A nursing training program to further educate and train nurses in specialized areas of treatment for cancer and blood disorders was also developed.
Trained at SickKids, fellows Dr. Michelle Reece-Mills and Dr. Sharon McLean-Salmon are back in Jamaica as the country’s only fully trained physicians specializing in children’s cancer and blood disorders.

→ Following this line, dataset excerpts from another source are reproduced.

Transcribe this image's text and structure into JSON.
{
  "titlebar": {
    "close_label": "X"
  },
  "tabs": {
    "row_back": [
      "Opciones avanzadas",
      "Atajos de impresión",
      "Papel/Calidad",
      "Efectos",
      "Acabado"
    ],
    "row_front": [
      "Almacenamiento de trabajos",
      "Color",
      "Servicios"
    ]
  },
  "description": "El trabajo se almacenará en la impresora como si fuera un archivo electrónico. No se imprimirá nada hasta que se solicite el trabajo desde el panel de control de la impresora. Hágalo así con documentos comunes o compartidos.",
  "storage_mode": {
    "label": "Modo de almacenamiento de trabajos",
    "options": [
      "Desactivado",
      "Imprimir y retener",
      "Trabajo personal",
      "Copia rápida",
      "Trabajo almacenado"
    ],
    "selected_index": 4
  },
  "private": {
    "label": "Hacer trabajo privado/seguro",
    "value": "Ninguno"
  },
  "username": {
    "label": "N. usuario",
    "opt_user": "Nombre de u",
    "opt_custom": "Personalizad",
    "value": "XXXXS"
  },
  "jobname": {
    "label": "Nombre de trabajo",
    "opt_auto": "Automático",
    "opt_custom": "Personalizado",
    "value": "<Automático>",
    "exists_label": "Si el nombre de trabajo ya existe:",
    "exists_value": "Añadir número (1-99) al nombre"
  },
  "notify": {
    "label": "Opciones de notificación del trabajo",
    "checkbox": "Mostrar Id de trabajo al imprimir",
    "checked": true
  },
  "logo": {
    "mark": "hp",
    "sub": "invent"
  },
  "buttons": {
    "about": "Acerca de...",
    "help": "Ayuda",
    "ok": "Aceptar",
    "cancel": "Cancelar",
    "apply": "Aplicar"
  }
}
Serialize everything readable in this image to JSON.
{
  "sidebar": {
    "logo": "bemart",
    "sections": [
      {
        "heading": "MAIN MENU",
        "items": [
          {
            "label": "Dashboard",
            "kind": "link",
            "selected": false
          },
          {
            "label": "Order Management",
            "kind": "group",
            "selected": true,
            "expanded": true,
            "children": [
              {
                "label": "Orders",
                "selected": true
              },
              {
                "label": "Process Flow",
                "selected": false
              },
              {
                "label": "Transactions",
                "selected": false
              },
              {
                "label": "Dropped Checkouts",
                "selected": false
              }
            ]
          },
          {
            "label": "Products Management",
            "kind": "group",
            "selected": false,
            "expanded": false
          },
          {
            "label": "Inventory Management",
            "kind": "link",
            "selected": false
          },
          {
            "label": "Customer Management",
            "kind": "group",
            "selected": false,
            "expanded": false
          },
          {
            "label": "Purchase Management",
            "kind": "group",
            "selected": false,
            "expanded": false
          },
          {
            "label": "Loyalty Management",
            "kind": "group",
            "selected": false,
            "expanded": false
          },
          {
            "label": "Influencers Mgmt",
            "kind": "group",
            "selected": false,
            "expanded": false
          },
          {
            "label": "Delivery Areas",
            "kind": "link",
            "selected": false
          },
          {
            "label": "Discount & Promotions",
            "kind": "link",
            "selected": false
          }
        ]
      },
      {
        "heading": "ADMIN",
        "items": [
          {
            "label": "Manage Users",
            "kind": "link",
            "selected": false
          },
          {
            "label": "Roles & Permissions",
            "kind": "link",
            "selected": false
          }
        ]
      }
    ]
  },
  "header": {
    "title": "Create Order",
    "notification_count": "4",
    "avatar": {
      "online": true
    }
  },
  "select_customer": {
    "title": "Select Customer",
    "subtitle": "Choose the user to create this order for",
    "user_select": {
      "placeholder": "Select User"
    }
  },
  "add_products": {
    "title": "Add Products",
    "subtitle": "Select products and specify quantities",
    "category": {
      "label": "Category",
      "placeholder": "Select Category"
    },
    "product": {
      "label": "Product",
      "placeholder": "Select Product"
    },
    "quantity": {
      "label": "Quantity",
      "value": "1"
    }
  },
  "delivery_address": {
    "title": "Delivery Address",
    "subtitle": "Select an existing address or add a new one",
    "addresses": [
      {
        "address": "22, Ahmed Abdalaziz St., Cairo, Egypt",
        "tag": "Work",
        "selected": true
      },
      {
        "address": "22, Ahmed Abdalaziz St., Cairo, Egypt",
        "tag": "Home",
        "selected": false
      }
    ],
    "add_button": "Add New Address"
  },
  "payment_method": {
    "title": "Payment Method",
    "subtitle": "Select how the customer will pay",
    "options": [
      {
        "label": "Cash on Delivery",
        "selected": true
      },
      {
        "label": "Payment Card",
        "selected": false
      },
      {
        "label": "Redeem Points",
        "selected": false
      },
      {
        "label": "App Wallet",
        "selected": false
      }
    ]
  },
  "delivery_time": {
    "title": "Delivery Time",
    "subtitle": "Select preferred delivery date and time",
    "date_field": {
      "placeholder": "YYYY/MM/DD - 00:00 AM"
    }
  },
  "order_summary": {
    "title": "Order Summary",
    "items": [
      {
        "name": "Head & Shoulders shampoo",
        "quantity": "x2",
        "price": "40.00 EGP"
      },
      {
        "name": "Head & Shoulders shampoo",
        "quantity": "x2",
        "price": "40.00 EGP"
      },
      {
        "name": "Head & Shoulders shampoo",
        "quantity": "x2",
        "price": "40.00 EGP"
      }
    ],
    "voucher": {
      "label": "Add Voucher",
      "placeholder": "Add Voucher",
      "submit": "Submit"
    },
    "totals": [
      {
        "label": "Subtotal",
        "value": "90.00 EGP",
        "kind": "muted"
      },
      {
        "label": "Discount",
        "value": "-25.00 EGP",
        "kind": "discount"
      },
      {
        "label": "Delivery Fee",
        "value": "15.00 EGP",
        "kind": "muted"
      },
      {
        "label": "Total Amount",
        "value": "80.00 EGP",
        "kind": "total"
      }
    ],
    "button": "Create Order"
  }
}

“The fellowship was fantastic and a great learning experience,” said McLean-Salmon who is at the Bustamante Hospital for Children. “I was honoured to have the opportunity to be mentored by some of the very people, especially experts in the area, who have written some of the protocols that treat people with cancer and blood disorders worldwide…I feel stronger and more secure in my information and the way I treat my patients today.”
Barbadian Dr. Chantelle Browne-Farmer completes her fellowship this year and a Trinidadian will start his in July.
Specialists in the Caribbean and at SickKids have collaborated to review nearly 60 clinical case consultations in the joint effort to improve outcomes for children with cancer.
“This initiative has gone beyond expectations,” said Blanchette. “I am very proud of it.”
He equated the project with the University of the West Indies (UWI) Toronto Benefit gala that has provided over 400 Caribbean students with scholarships in the last nine years.
“Both organizations are doing fantastic work to benefit Caribbean people,” he said. “The only difference is they are giving money and we are building capacity.”
Blanchette was honoured with a UWI Vice-Chancellor’s award at this year’s fundraiser earlier this month.
Though not a UWI graduate, Blanchette has a family connection to the institution.
His maternal uncle – Sir Roy Marshall – was the university’s Vice-Chancellor from 1969 to 1974. The former Barbados High Commissioner to London died three years ago in Barbados at age 94.
“This along with my Caribbean roots makes this award special,” said Blanchette who went to medical school at Cambridge University and then did his clinical training in London at St. Bartholomew’s hospital.
As a medical student, he did an elective in paedriatics at Johns Hopkins hospital before coming to Canada to work at the Children’s Hospital of Eastern Ontario in Ottawa. He was recruited to SickKids in 1983 by Dr. Alvin Zipursky who was appointed head of haematology/oncology at the hospital after serving as head of the paediatric haematology at Hamilton Health Sciences.
Blanchette and his wife of almost 50 years, Yvonne, have four sons – two of whom are in the medical profession – and five grand-daughters.